Chapter 8 #2
I drove into him one last time, burying myself as deep as I could go, my knot swelling to lock us together. At the same moment, I sank my teeth into the soft flesh of his neck, right over Vernon's old claim, obliterating it, replacing it with my own.
The bond snapped into place.
It was like nothing I'd ever experienced.
A flood of sensation and emotion that wasn't my own, pouring into me through a connection I could suddenly feel humming in my chest. Dalvin's pleasure hit me first, the echo of his orgasm crashing through my nervous system and triggering my own release.
I came with a roar muffled against his neck, spilling into him in hot pulses, filling him while my knot kept us locked together.
But beneath the pleasure, I felt everything else.
Years of fear. Years of pain. The cold terror of Vernon's cruelty, the desperate hope of escape, the fierce protective love for a child I'd never met. Relief, so much relief, that it was finally over, that he was finally safe, that the alpha claiming him was the one he'd wanted all along.
And underneath all of it, love. Quiet and steady and unshakeable, a foundation that had survived years of abuse and over a decade of separation. Love that had never wavered, never faded, never stopped believing that somehow, someday, we would find each other again.
I held him through the aftershocks, my body curved around his, my teeth still buried in his neck as the bond finished forming. He trembled beneath me, crying quietly, his hand reaching back to grip my hip and hold me close.
"I've got you," I murmured against his skin. "I've got you. You're safe now. You're mine, and I'm never letting you go."

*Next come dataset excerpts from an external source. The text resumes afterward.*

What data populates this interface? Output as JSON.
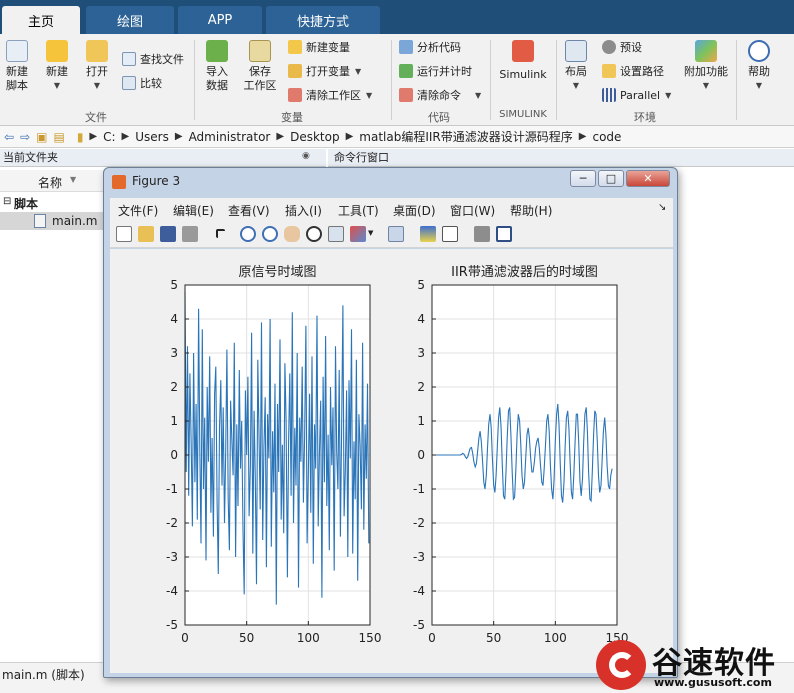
{
  "tabs": [
    "主页",
    "绘图",
    "APP",
    "快捷方式"
  ],
  "ribbon": {
    "file_group": {
      "label": "文件",
      "new_script": "新建\n脚本",
      "new": "新建",
      "open": "打开",
      "find_files": "查找文件",
      "compare": "比较"
    },
    "variable_group": {
      "label": "变量",
      "import": "导入\n数据",
      "save_ws": "保存\n工作区",
      "new_var": "新建变量",
      "open_var": "打开变量",
      "clear_ws": "清除工作区"
    },
    "code_group": {
      "label": "代码",
      "analyze": "分析代码",
      "run_time": "运行并计时",
      "clear_cmd": "清除命令"
    },
    "simulink_group": {
      "label": "SIMULINK",
      "simulink": "Simulink"
    },
    "env_group": {
      "label": "环境",
      "layout": "布局",
      "prefs": "预设",
      "set_path": "设置路径",
      "parallel": "Parallel",
      "addons": "附加功能"
    },
    "help": "帮助"
  },
  "address": [
    "C:",
    "Users",
    "Administrator",
    "Desktop",
    "matlab编程IIR带通滤波器设计源码程序",
    "code"
  ],
  "file_panel": {
    "title": "当前文件夹",
    "col_name": "名称",
    "folder": "脚本",
    "file": "main.m"
  },
  "command_window_title": "命令行窗口",
  "status": "main.m  (脚本)",
  "figure": {
    "title": "Figure 3",
    "menu": [
      "文件(F)",
      "编辑(E)",
      "查看(V)",
      "插入(I)",
      "工具(T)",
      "桌面(D)",
      "窗口(W)",
      "帮助(H)"
    ]
  },
  "watermark": {
    "brand": "谷速软件",
    "url": "www.gususoft.com"
  },
  "chart_data": [
    {
      "type": "line",
      "title": "原信号时域图",
      "xlabel": "",
      "ylabel": "",
      "xlim": [
        0,
        150
      ],
      "ylim": [
        -5,
        5
      ],
      "xticks": [
        0,
        50,
        100,
        150
      ],
      "yticks": [
        -5,
        -4,
        -3,
        -2,
        -1,
        0,
        1,
        2,
        3,
        4,
        5
      ],
      "grid": true,
      "color": "#2a74b8",
      "series": [
        {
          "x_start": 0,
          "x_step": 1,
          "values": [
            4.8,
            -0.5,
            3.2,
            -1.2,
            2.4,
            0.3,
            -2.1,
            3.0,
            -0.8,
            1.5,
            -1.9,
            4.3,
            0.2,
            -2.6,
            3.7,
            -1.0,
            1.1,
            -3.1,
            2.0,
            -0.2,
            2.9,
            -1.7,
            0.5,
            -2.4,
            1.8,
            2.6,
            -1.4,
            -3.5,
            0.8,
            2.2,
            -0.9,
            1.4,
            -2.0,
            0.1,
            3.1,
            -1.3,
            -2.8,
            1.6,
            0.4,
            -0.6,
            3.3,
            -3.0,
            0.9,
            -1.5,
            2.5,
            -0.4,
            1.0,
            -2.2,
            -4.1,
            1.9,
            0.0,
            2.3,
            -1.8,
            -0.3,
            3.6,
            -2.9,
            1.3,
            -0.7,
            -3.8,
            2.8,
            0.6,
            -1.6,
            3.9,
            -2.5,
            0.2,
            1.7,
            -3.3,
            1.2,
            -0.1,
            4.0,
            -2.7,
            0.7,
            -1.1,
            2.1,
            -4.4,
            1.5,
            -0.5,
            3.4,
            -1.9,
            0.3,
            -2.3,
            2.7,
            1.0,
            -3.6,
            0.4,
            2.4,
            -1.2,
            4.2,
            -2.0,
            0.8,
            -0.9,
            3.0,
            -3.9,
            1.1,
            -0.2,
            2.6,
            -1.4,
            0.5,
            3.8,
            -2.6,
            -0.6,
            1.8,
            -1.7,
            2.9,
            -3.2,
            0.9,
            -0.4,
            4.1,
            -2.1,
            0.0,
            1.6,
            -4.2,
            2.3,
            -0.8,
            3.5,
            -1.5,
            0.6,
            -2.8,
            2.0,
            -0.3,
            1.4,
            -3.4,
            3.2,
            0.1,
            -1.0,
            2.5,
            -2.4,
            0.7,
            4.4,
            -1.8,
            -0.5,
            1.9,
            -3.0,
            2.2,
            -0.1,
            3.7,
            -2.9,
            0.4,
            -1.3,
            2.8,
            -3.7,
            1.2,
            0.3,
            -1.6,
            3.3,
            -2.2,
            0.9,
            -0.7,
            2.1,
            -2.6
          ]
        }
      ]
    },
    {
      "type": "line",
      "title": "IIR带通滤波器后的时域图",
      "xlabel": "",
      "ylabel": "",
      "xlim": [
        0,
        150
      ],
      "ylim": [
        -5,
        5
      ],
      "xticks": [
        0,
        50,
        100,
        150
      ],
      "yticks": [
        -5,
        -4,
        -3,
        -2,
        -1,
        0,
        1,
        2,
        3,
        4,
        5
      ],
      "grid": true,
      "color": "#2a74b8",
      "series": [
        {
          "x_start": 0,
          "x_step": 1,
          "values": [
            0,
            0,
            0,
            0,
            0,
            0,
            0,
            0,
            0,
            0,
            0,
            0,
            0,
            0,
            0,
            0,
            0,
            0,
            0,
            0,
            0,
            0,
            0,
            0,
            0.02,
            0.05,
            0.02,
            -0.05,
            -0.1,
            -0.05,
            0.08,
            0.2,
            0.22,
            0.05,
            -0.2,
            -0.35,
            -0.25,
            0.1,
            0.5,
            0.7,
            0.4,
            -0.2,
            -0.8,
            -1.0,
            -0.6,
            0.2,
            0.9,
            1.2,
            0.8,
            -0.1,
            -0.9,
            -1.1,
            -0.6,
            0.3,
            1.1,
            1.4,
            0.8,
            -0.3,
            -1.2,
            -1.3,
            -0.5,
            0.5,
            1.3,
            1.4,
            0.6,
            -0.5,
            -1.3,
            -1.25,
            -0.4,
            0.6,
            1.2,
            1.0,
            0.3,
            -0.6,
            -1.0,
            -0.8,
            -0.1,
            0.6,
            0.8,
            0.5,
            -0.1,
            -0.5,
            -0.5,
            -0.2,
            0.2,
            0.4,
            0.5,
            0.2,
            -0.3,
            -0.8,
            -0.9,
            -0.4,
            0.3,
            1.0,
            1.2,
            0.7,
            -0.3,
            -1.0,
            -1.3,
            -0.7,
            0.4,
            1.2,
            1.5,
            0.9,
            -0.3,
            -1.2,
            -1.4,
            -0.8,
            0.3,
            1.1,
            1.3,
            0.8,
            -0.2,
            -1.1,
            -1.3,
            -0.6,
            0.4,
            1.2,
            1.2,
            0.3,
            -0.8,
            -1.2,
            -0.7,
            0.4,
            1.2,
            1.4,
            0.7,
            -0.5,
            -1.3,
            -1.35,
            -0.5,
            0.6,
            1.3,
            1.2,
            0.4,
            -0.6,
            -1.1,
            -0.9,
            -0.1,
            0.7,
            1.1,
            0.6,
            -0.3,
            -0.9,
            -1.0,
            -0.6,
            -0.4
          ]
        }
      ]
    }
  ]
}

He nodded, a small movement, and I felt his agreement through the bond. Felt his trust, fragile but real, unfurling in his chest for the first time in years.
We stayed locked together for twenty minutes as my knot slowly subsided.
I shifted us onto our sides, pulling him against my chest, wrapping my arms around him to ward off the cooling air.
His torn clothes offered no protection, so I pulled off my jacket and draped it over him, covering his bare skin.
The forest was quiet around us. Birdsong filtered through the canopy, and somewhere nearby a stream burbled over rocks.
The late afternoon light slanted golden through the trees, painting everything in shades of amber and honey.
It was peaceful. Perfect. A stolen moment of calm after the storm of our joining.
"The beacon," he said eventually, his voice hoarse from screaming. "You need to activate it."
"Not yet." I pressed my lips to the fresh claiming mark, feeling it pulse with new blood, with the chemical signature that would forever bind us together. "Let me hold you a little longer first."
He relaxed against me, his body going soft in my arms, all the tension of the past year finally releasing.
I could feel him even with his eyes closed.
The exhaustion, the relief, the cautious bloom of hope.
He was marveling at this connection between us, this new awareness of another person's emotions humming in his chest.
"I can feel you," he whispered. "I can feel what you're feeling."
"I know. I can feel you too."
"Is it always like this?"
"I don't know." I pressed my face against his hair, breathing in his scent, now mingled irreversibly with my own. "I've never bonded anyone before. But I suspect it gets stronger with time."
He was quiet for a moment, processing that. Then his hand found mine and squeezed.
"Good," he said. "I want to feel you. I want to know you're there, even when you're not beside me."
I pulled him closer and didn't trust myself to speak.
When I finally reached for the beacon clipped to my belt and pressed the button, the sun had moved across the sky and the shadows had lengthened around us. Dalvin dozed against my chest, his breathing slow and even, his hand curled around mine where it rested on his stomach.
Fifty yards away, behind a dense wall of rhododendron, Mercer was still unconscious.
I could smell the blood from his broken nose, could hear the occasional shift of his body as he breathed.
He would wake eventually. Would report his failure to Vernon.
Would set in motion whatever retaliation the senator planned.
I didn't care. Let Vernon come. Let him send an army.
Dalvin was mine now. Bonded. Claimed. Protected by law and biology and the absolute certainty that I would die before I let anyone take him from me again.
The extraction team arrived thirty minutes later.
They found us in the clearing, still tangled together, my jacket draped over Dalvin's bare shoulders and my arms wrapped around him.
Professional to a fault, they asked no questions, offered blankets and water and a stretcher that Dalvin refused, insisting he could walk.
He leaned on me the whole way back to the facility. I supported his weight without complaint, without hesitation, without any thought except the warm pulse of the bond in my chest and the knowledge that after all this time, I had finally found my way home.